For a remain vote to be seen as legitimate it would need to win an unarguable majority far exceeding 17.4m voters. I don't think that's possible. At one time they might have been able to leverage that kind of support having worn down the opposition, but staging a coup led by a band of hasbeens and rejects, championed by Tony Blair, John Major and all the other establishment deadbeats would be unimaginably toxic.

Anything short of a full on landslide for remain sends the message that we have a ruling class in which half the country is effectively disenfranchised. This is simply not sustainable. Personally I don't rule out a low grade civil war unless we find an outcome that brings closure. But at the very least we are looking at a decade or more of political instability and uncertainty - especially when the question of Brexit continues to loom large for business.

As much as the UK is then in a state of political deadlock, it can no longer be a functioning EU member. Without a legitimate basis for membership and zero mandate for any further integration, the British question brings all EU business to a grinding halt - especially with a permanently hostile contingent of British MEPs.

Again we would soon bump into the reality that EU membership for the UK is not sustainable. The leave movement, with an army of new recruits, disgusted and outraged by the establishment stitch up  would keep a vibrant strain of euroscepticism alive only this time we will have established a political fact. We as a nation do not respect referendums. The establishment doesn't and voters no longer respect them either. They didn't respect ours so we won't respect yours.

The attitude on the remain side here is quite interesting. They don't actually have a problem living in a politically dysfunctional country at eachothers throats just so long as we are in the EU. They reckon it's better to be divided inside the EU than divided out of it. At least something of the status quo is kept ticking over.

One could could almost respect that point of view from an entirely practical point of view, but it does seem to confirm that EU membership is as I have often described it; a life support machine for a vegetable patient. Yes, we can stay in the EU, resolving nothing politically, with the boil continuing to fester but if that's our answer to the Brexit question, then we must accept that this morass of dysfunctionality, bitterness and division is the new normal.

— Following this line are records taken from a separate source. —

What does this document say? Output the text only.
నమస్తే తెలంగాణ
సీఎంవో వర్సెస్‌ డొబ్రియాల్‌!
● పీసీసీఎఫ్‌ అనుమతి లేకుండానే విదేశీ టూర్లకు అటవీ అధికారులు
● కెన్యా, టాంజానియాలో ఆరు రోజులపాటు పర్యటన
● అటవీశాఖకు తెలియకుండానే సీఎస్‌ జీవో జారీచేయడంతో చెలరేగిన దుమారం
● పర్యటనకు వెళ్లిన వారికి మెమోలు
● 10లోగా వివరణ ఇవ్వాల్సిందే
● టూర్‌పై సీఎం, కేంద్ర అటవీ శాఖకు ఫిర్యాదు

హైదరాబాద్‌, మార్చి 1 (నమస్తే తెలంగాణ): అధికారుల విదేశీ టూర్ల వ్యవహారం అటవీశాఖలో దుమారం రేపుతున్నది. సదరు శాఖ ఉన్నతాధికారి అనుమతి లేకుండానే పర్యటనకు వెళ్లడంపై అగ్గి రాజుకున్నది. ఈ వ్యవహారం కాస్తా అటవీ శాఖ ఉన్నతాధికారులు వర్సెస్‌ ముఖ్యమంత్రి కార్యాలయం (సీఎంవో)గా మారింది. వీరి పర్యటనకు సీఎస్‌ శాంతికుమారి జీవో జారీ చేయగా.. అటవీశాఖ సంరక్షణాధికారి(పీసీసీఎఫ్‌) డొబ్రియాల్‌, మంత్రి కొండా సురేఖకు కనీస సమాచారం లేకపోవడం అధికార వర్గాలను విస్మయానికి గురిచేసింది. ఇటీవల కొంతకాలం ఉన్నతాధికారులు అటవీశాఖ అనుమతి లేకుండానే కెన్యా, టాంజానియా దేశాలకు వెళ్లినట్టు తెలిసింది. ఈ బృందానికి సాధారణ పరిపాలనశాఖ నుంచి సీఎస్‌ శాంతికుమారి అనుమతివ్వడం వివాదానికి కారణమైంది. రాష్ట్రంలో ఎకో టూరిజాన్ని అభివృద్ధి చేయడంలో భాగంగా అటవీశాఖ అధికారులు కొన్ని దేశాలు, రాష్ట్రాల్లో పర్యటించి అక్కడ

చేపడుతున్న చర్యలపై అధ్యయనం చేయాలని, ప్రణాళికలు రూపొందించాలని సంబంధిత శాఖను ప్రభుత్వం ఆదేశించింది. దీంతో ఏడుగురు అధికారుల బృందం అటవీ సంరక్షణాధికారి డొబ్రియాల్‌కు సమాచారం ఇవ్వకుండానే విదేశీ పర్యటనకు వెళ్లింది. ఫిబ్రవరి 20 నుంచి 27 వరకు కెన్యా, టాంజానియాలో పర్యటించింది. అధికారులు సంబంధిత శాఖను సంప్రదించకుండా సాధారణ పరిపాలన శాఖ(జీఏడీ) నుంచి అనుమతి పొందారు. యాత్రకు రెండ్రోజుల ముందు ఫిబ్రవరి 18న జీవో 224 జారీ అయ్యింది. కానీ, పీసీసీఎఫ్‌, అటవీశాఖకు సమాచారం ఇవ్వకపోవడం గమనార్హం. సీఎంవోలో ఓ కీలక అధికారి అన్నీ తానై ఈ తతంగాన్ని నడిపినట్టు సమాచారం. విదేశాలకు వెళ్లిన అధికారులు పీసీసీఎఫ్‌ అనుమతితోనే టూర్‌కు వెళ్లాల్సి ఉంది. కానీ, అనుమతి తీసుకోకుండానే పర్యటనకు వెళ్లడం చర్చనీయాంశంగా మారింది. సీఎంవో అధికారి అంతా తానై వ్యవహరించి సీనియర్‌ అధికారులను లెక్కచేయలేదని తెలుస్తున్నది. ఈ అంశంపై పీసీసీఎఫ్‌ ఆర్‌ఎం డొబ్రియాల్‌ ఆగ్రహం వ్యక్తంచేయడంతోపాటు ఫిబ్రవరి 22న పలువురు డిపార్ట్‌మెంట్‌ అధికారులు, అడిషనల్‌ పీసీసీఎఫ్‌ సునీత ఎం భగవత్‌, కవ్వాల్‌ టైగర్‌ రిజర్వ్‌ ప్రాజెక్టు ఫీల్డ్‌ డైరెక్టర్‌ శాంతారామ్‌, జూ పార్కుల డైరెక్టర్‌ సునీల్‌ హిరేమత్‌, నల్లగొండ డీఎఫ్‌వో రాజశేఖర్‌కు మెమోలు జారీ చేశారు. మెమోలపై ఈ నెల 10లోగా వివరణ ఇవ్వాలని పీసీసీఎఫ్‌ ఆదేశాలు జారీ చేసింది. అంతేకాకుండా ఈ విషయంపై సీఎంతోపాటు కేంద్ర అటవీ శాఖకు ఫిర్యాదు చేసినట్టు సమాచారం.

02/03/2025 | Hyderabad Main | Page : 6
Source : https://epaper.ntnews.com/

This is not to say that Brexit of itself will bring the nation back together but it is at least a new conversation as regards to a new relationship with the EU and a new political settlement. We may very well be poorer because of it in the midterm, but nobody is getting any richer or safer by maintaining the status quo. As Britain further toxifies inside the EU the economy will stagnate and the mood will turn further sour.

What's missing in the current debate is an understanding that we need a solution that brings closure - and though remainers will wail bitterly about any Brexit, most will eventually get used to the idea. Leaving, preferably with a deal, is the only way to break out of the deadlock.

MPs, of course, haven't realised this and have instead used this time to frustrate every mode of exit. They have likely squandered all their chances to leave with a deal and all the wailing about no deal comes far too late. Johnson's last minute handbagging strategy is sure to fail and there is no new deal in the offing. Moreover, thanks to tribal games on the opposite benches, they still wouldn't vote for any deal so the cliff edge still awaits.

As it happens, parliament has probably left it too late to make its move. It is doubtful a "unity government" could ever command the confidence of the house and I think most moderate MPs recognise the danger of a new government acting without a mandate from the public. Would they really be so arrogant?  A cynic would say unequivocally yes, but I'm not so sure.

MPs really only have two options. They can either call an election, risking a Johnson landslide, where they lose control of the agenda - or they can seek to further strangle Johnson in this current deadlock until the next extension expires. Either way, it doesn't look like they can stop Brexit. The only way to avoid no deal is to ratify any deal, and if they haven't the wits to do that then whatever else follows is richly deserved.